Can you wait a few more weeks before deciding?

Suzanna786 · 10/09/2024 22:27

@ScabbyHorse did you go through the pregnancy alone? How did things turn out in coparenting with your ex? My ex is a narcissist who will definitely try to turn the child against me, even if we stayed together. Does it feel lonely as a single mother sometimes?

NeonCarrot · 11/09/2024 03:23

Is your ex physically or emotionally abusive? Would there be risks for allowing him partial custody of the baby? If he is employed, he probably wouldn't be able to look after a baby, and there's no way he's driving all that time on a weeknight. It sounds like at the worst he might get every other weekend, something like that. Maybe if you make it clear you're through with him, he will look for a new partner and be willing to have minimal involvement with this child. But it sounds like you very much want this baby, and when women abort very much wanted children, it rarely goes well for her. I really hope you can find a way to make this work, and I'm sorry that you had to endure so much from this man. I hope you'll find a much kinder and gentler person to be your future partner.
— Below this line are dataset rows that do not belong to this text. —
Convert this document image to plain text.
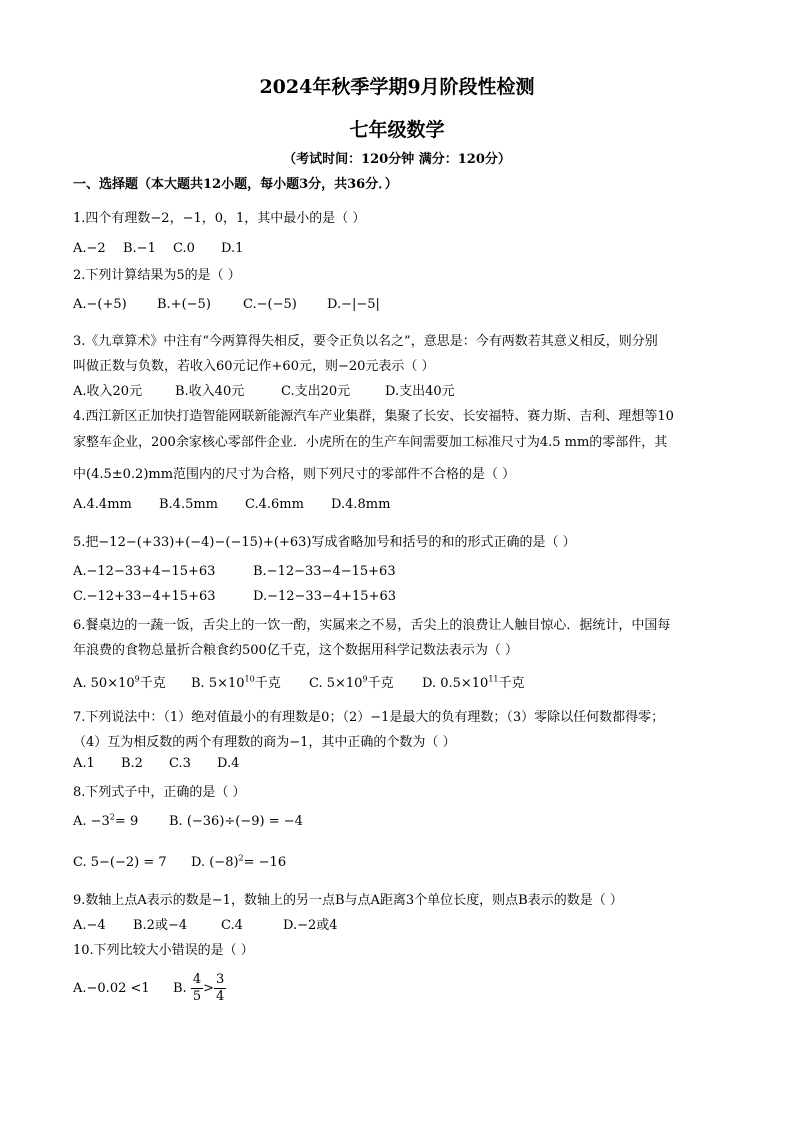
2024年秋季学期9月阶段性检测
七年级数学
（考试时间：120分钟 满分：120分）
一、选择题（本大题共12小题，每小题3分，共36分．）
1.四个有理数−2，−1，0，1，其中最小的是（ ）
A.−2 B.−1 C.0 D.1
2.下列计算结果为5的是（ ）
A.−(+5) B.+(−5) C.−(−5) D.−|−5|
3.《九章算术》中注有“今两算得失相反，要令正负以名之”，意思是：今有两数若其意义相反，则分别
叫做正数与负数，若收入60元记作+60元，则−20元表示（ ）
A.收入20元	B.收入40元	C.支出20元	D.支出40元
4.西江新区正加快打造智能网联新能源汽车产业集群，集聚了长安、长安福特、赛力斯、吉利、理想等10
家整车企业，200余家核心零部件企业．小虎所在的生产车间需要加工标准尺寸为4.5 mm的零部件，其
中(4.5±0.2)mm范围内的尺寸为合格，则下列尺寸的零部件不合格的是（ ）
A.4.4mm B.4.5mm C.4.6mm D.4.8mm
5.把−12−(+33)+(−4)−(−15)+(+63)写成省略加号和括号的和的形式正确的是（ ）
A.−12−33+4−15+63	B.−12−33−4−15+63
C.−12+33−4+15+63	D.−12−33−4+15+63
6.餐桌边的一蔬一饭，舌尖上的一饮一酌，实属来之不易，舌尖上的浪费让人触目惊心．据统计，中国每
年浪费的食物总量折合粮食约500亿千克，这个数据用科学记数法表示为（ ）
A. $50\times 10^9$千克 B. $5\times 10^{10}$千克 C. $5\times 10^9$千克 D. $0.5\times 10^{11}$千克
7.下列说法中：（1）绝对值最小的有理数是0；（2）−1是最大的负有理数；（3）零除以任何数都得零；
（4）互为相反数的两个有理数的商为−1，其中正确的个数为（ ）
A.1 B.2 C.3 D.4
8.下列式子中，正确的是（ ）
A. $-3^2= 9$ B. (−36)÷(−9) = −4
C. 5−(−2) = 7 D. $(-8)^2= -16$
9.数轴上点A表示的数是−1，数轴上的另一点B与点A距离3个单位长度，则点B表示的数是（ ）
A.−4 B.2或−4	C.4	D.−2或4
10.下列比较大小错误的是（ ）
A.−0.02 <1 B. $\frac{4}{5} > \frac{3}{4}$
Suzanna786 · 11/09/2024 08:49

@NeonCarrot What if he quits his job as he’s got some health issues and moves in with his parents, will he get more custody? He is emotionally abusive towards me but would love his child and he’ll use it to hurt me. He would justify turning the child against me and undermine me as the mother, he’ll also do his best to make me feel like I’m a bad mother. I’m starting to think abortion might be the best option.

NeonCarrot · 12/09/2024 19:18

Even if he isn't an ideal father, you stated that you very much want a child and that you were worried you couldn't conceive, so you should treat this like your best chance to have a baby. If you are not worried about him mistreating your child, you could make shared custody work out. Your child will love and trust you as all children do their mums, even if he tells them lies about you. Hopefully he will grow up a little and realize that trying to turn the child against you will only make your son or daughter's life more difficult and painful. You can assure the child that dad is only saying these things because he's upset with mum, something like that. If he really does love his child, he won't want to do anything to risk losing custody or facing charges (such as if he threatens you via text or voicemail). If you really want this baby, I wouldn't let all the things that could possibly happen stop you. Hopefully you will start a new relationship with someone who loves you and your child, and can back you up and support you when your ex is being difficult. From your original post, it just sounds to me like abortion would be extremely emotionally painful for you, as this is a very much wanted child. Don't let your ex take the experience of motherhood away from you, it sounds like he's taken enough from you already.